Randy rose from the table, bowed, and said, “I give you my blessing!”
“It isn’t funny.”
“Marriage is rarely funny.” “She won’t marry me.” “Then why did you shave off your beard?”
“Damn it, Randy, I love her. And she loves me. She admitted it. She wants to marry me. But she won’t. She thinks there’s a chance Mark’s still alive. She’s afraid that if we married then Mark would turn up alive and there’d be one of those awful messes we’ve all heard about or read about. Like when men were reported dead in the Philippines or Korea and they turned up after the war in an enemy prison camp. They came home and found their wives happily married to someone else. Sometimes there were children. It’s always a mess.”
“It’s happened,” Randy said, “but in this case I don’t think there’s a chance. Want me to talk to her?”
Dan rubbed his face where his beard had been. “I feel naked. No, Randy, thanks. I don’t think Helen would want it discussed. Not yet, anyway. She just has this feeling, and I’m afraid she’ll have to empty it herself.”

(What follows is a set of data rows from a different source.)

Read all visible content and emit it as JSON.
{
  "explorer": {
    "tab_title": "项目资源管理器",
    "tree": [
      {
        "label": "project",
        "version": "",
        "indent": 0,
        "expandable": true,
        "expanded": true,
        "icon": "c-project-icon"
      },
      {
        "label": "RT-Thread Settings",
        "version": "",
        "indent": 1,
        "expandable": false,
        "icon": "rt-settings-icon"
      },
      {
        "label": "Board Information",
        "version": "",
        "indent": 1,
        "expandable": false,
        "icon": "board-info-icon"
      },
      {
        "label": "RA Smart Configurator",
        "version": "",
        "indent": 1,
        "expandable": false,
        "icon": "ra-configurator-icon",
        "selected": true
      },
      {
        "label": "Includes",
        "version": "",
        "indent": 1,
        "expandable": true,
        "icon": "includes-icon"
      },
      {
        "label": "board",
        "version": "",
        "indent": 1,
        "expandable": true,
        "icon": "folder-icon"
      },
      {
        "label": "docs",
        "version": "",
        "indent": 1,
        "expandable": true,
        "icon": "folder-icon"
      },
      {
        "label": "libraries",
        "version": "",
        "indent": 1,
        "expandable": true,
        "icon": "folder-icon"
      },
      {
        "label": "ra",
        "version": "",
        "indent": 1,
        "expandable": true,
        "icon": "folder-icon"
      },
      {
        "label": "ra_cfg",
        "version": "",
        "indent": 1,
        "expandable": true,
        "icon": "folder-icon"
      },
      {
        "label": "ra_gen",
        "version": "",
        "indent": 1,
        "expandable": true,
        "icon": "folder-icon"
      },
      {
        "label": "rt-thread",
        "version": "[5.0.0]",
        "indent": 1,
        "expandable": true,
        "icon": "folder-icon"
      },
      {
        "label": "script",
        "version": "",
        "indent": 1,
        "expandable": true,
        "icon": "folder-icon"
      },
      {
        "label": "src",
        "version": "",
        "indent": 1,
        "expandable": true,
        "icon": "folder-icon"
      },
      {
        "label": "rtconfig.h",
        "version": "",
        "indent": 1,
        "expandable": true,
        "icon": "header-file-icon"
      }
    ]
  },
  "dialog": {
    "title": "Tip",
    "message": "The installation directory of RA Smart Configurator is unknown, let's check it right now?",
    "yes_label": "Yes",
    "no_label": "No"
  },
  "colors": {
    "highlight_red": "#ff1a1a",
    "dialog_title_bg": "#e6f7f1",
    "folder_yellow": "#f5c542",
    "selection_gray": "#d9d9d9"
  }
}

It was in this month that the first low-flying plane frightened and exhilarated them.
At irregular times planes had been reported before, but always jets, flying very high, usually no more than a silver splinter in the sky, or contrail, in day, and only sound at night.
But in the second week in November a big four-engined transport roared over Fort Repose at a thousand feet. It bore Air Force markings. In Marines Park everyone screamed and waved. It did not even waggle its wings, but went on, south. Dan Gunn, who was in town, saw it directly overhead. Randy heard and saw it from River Road. The Admiral, who was out on the river in his flagship, was able to observe it through binoculars.
That night Randy and Lib and Dan and Helen went to Sam Hazzard’s house to hear his opinion. “I noticed two cylinders slung under the wing,” he said. “Not extra gas tanks. I think they might be air traps. I think they might be taking radiation samples.”